Action Recognition by Time Series of Retinotopic Appearance and Motion Features

作者:Barrett Daniel Paul*; Siskind Jeffrey Mark
来源:IEEE Transactions on Circuits and Systems for Video Technology, 2016, 26(12): 2250-2263.
DOI:10.1109/TCSVT.2015.2502839

摘要

We present a method for recognizing and localizing actions in video by the sequence of changing appearance and motion of the participants. Appearance is modeled by histogram of oriented gradients object detectors, while motion is modeled by optical-flow motion-pattern detectors. Sequencing is modeled by a hidden Markov model (HMM) whose output models are these appearance and motion detectors.

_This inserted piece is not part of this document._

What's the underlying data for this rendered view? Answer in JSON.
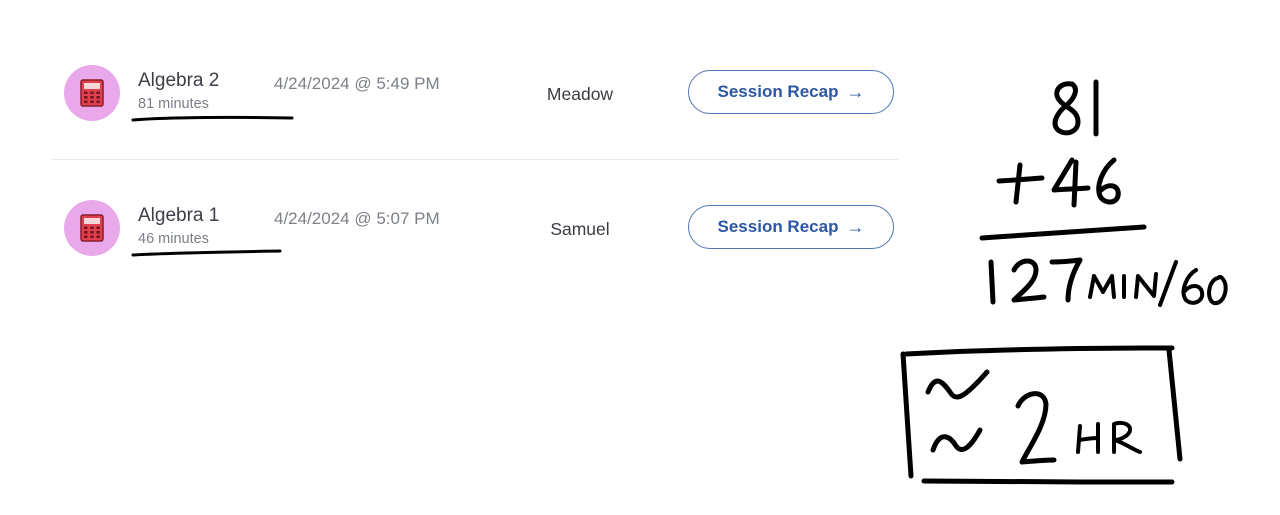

The HMM and associated detectors are simultaneously trained, learning the sequence of detectors that match the most distinctive temporal subsequences of the action represented in the training data. Training uses both positive and negative samples of a given action class and is accomplished without the need for annotation of the correspondence between training video frames and the state-conditioned detectors, by minimizing a discriminative cost function through gradient descent. Trained models are used to perform recognition and localization by simultaneous detection, tracking, and action recognition. In contrast to many prior methods, our approach learns intuitively meaningful models that represent action as a sequence of retinotopic models. We demonstrate such by rendering these models on unseen test video. This method was found to perform competitively on three standard datasets, Weizmann, KTH, and UCF Sports, as well as on the video from the Defence Advanced Research Project Agency (DARPA) Mind's Eye program and a newly filmed dataset.

  • 出版日期2016-12